In the widely discussed judgment in Slowakische Republik v. Achmea BV (’Achmea) dated 6 March , 2018, the Court of Justice of the European Union (CJEU) held that arbitration clauses in intra-European Union (EU) bilateral investment treaties (’BITs’) are incompatible with EU law.  Since then, there has been much discussion within the EU about the termination of intra-EU BITs.  Nevertheless, in arbitral proceedings following Achmea, tribunals have consistently rejected intra-EU jurisdictional challenges.

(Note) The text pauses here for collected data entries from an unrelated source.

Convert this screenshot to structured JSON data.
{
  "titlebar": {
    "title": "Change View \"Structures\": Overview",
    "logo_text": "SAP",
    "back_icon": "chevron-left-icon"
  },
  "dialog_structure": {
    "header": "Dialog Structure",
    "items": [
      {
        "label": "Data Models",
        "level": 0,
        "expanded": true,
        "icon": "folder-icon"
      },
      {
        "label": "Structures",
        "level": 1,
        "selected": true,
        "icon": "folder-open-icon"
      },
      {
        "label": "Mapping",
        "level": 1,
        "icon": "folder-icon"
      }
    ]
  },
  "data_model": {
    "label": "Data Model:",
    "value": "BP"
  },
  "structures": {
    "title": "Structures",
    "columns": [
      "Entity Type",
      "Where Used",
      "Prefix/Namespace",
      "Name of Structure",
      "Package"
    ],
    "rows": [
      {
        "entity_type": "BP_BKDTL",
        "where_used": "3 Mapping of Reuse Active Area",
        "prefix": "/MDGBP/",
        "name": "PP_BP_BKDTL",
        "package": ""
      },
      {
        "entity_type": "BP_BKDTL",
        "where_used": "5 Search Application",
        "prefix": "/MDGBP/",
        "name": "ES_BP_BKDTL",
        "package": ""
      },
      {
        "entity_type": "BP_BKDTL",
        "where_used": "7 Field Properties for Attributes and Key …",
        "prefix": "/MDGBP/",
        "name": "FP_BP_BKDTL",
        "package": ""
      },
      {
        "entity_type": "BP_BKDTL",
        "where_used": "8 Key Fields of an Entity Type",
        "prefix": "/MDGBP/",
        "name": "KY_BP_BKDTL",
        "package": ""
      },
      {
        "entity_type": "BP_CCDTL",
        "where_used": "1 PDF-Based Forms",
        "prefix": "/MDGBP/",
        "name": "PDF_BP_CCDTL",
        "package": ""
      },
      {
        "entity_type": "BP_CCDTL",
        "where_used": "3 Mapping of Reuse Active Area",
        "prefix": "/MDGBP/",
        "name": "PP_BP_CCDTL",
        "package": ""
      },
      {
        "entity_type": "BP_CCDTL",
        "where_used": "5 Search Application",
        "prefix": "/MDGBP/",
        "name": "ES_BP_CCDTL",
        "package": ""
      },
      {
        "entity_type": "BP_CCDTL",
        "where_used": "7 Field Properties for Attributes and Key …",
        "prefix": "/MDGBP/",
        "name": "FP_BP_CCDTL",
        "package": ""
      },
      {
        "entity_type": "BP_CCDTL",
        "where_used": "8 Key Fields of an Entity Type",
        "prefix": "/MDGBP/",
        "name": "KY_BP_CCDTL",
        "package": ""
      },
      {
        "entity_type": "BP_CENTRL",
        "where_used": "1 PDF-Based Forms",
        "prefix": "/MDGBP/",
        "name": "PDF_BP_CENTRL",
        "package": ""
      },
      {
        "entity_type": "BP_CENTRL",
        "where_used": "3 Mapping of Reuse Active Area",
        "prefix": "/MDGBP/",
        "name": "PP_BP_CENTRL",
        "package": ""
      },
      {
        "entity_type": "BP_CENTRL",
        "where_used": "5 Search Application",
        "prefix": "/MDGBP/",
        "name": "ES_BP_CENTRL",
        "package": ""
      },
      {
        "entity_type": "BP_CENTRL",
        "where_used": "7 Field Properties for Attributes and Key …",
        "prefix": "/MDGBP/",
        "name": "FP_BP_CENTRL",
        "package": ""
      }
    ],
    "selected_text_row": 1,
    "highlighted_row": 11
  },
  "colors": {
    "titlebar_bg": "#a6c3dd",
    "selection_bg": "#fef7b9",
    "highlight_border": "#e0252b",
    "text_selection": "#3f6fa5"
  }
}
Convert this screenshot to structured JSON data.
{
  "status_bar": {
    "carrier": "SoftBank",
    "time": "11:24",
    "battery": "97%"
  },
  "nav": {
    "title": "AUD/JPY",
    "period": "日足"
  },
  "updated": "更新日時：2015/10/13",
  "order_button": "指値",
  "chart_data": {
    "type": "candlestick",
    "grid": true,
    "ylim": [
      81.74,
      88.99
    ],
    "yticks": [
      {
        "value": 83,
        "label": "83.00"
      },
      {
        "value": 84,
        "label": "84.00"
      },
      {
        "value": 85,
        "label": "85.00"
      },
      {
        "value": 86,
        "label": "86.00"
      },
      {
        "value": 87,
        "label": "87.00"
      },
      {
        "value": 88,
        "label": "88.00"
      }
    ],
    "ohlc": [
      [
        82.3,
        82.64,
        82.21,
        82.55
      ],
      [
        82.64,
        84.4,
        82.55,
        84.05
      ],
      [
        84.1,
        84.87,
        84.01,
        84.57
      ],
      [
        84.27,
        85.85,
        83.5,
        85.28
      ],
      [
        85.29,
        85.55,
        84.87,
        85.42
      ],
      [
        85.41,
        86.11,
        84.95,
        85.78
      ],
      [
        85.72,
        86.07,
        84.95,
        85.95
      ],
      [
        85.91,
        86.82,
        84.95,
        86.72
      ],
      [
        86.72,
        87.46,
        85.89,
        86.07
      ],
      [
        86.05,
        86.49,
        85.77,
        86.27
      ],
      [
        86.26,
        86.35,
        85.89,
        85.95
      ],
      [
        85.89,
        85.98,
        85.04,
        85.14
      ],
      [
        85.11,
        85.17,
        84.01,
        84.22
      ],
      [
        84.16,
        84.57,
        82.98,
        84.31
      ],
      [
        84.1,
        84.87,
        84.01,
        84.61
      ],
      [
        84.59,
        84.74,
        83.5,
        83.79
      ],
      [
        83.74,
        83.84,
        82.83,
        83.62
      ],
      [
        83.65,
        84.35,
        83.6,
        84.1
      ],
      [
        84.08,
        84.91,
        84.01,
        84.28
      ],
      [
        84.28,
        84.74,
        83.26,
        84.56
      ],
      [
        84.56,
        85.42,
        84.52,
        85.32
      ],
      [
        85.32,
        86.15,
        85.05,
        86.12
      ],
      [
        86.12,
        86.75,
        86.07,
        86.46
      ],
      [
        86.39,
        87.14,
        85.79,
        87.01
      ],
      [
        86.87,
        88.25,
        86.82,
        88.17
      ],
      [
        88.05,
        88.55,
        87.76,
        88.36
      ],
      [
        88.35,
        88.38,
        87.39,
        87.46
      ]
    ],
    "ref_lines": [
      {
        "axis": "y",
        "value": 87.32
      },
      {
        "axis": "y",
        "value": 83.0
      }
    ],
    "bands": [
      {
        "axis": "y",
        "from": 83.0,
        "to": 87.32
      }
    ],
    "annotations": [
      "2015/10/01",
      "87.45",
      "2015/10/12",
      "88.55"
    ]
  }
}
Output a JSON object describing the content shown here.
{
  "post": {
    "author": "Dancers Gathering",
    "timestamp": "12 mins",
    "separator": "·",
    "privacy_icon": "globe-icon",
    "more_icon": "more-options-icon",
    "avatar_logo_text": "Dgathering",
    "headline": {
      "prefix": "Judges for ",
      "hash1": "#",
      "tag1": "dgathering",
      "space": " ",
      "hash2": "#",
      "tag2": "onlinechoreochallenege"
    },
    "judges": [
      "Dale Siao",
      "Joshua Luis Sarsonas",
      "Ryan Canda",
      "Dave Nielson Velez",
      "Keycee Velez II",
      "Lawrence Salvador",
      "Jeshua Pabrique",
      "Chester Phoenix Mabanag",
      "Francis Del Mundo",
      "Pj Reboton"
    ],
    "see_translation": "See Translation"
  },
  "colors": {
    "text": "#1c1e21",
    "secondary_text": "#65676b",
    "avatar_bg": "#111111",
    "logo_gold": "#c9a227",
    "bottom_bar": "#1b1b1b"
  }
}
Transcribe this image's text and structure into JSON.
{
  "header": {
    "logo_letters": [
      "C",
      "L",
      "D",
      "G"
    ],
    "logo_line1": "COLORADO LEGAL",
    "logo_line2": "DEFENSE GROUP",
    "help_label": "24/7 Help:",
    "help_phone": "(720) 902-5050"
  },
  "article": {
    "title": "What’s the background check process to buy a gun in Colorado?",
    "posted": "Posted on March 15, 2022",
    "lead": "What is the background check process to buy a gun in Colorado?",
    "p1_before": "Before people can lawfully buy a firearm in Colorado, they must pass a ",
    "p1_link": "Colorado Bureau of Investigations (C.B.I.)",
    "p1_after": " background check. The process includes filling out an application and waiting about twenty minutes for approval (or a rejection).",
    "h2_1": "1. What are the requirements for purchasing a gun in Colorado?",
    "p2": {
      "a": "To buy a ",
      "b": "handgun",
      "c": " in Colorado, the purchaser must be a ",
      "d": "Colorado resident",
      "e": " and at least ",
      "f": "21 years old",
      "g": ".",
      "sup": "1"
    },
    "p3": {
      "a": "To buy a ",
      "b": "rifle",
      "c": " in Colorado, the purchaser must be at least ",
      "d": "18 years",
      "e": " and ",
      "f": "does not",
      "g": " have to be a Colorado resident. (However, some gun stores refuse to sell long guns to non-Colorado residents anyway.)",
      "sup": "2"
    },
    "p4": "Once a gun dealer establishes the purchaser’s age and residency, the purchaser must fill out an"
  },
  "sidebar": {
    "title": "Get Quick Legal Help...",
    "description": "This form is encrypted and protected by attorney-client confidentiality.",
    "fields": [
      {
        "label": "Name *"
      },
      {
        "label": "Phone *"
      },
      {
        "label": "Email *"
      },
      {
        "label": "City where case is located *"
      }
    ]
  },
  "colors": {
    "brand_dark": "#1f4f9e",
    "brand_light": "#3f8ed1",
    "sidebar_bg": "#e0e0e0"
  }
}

On May 5, 2020, nearly all EU Member States signed The Agreement for the Termination of Bilateral Investment Treaties Between the Member States of the European Union (’Agreement’) to formally end intra-EU BITs.  Austria, Finland, Ireland, and Sweden abstained.  Per Article 16, the Agreement will come into force « […] 30 calendar days after the date on which the Depositary receives the second instrument of ratification, approval or acceptance, » though signatory States may apply the Agreement provisionally.

The Agreement does not apply to:

  • intra-EU disputes under the Energy Charter Treaty;
  • any agreements to settle a dispute that was subject to arbitral proceedings commenced before March 6, 2018 (the date of the Achmea judgment); and
  • « concluded arbitration proceedings », being those that were concluded before March 6, 2018, by
    • a signed settlement agreement, or
    • a final award that was
      • executed before March 6, 2018, where no annulment, enforcement or other similar proceedings are pending as of that date; or
      • annulled or set aside before the Agreement comes into force.

Instead, it terminates:

  • roughly 130 intra-EU BITs, including their sunset clauses (which are meant to protect investments made before the termination of a BIT for a certain period) (Annex A).
  • sunset clauses in treaties that were previously terminated (Annex B);
  • « pending arbitration proceedings », being those that were initiated before March 6, 2018, and which cannot be categorized as concluded proceedings; and
  • « new arbitration proceedings », being those initiated on or after March 6, 2018.

For pending and new proceedings, signatory States must advise tribunals on the legal consequences of Achmea.  If an award has been rendered, they are also required to request the competent national court to annul or set aside the award, or to resist enforcement.  The Agreement further sets out transitional dispute resolution measures for pending proceedings, including engaging in settlement negotiations or seeking judicial remedies in national courts.

Despite its suggestive title, the Agreement has not yet ended all intra-EU BITs as it is not yet in force nor signed by all EU Member States.  Moreover, it is unclear how tribunals and courts will address the Agreement (particularly the termination of sunset clauses) in pending and new arbitration proceedings, as tribunals have, to date, rejected Achmea-based jurisdictional objections.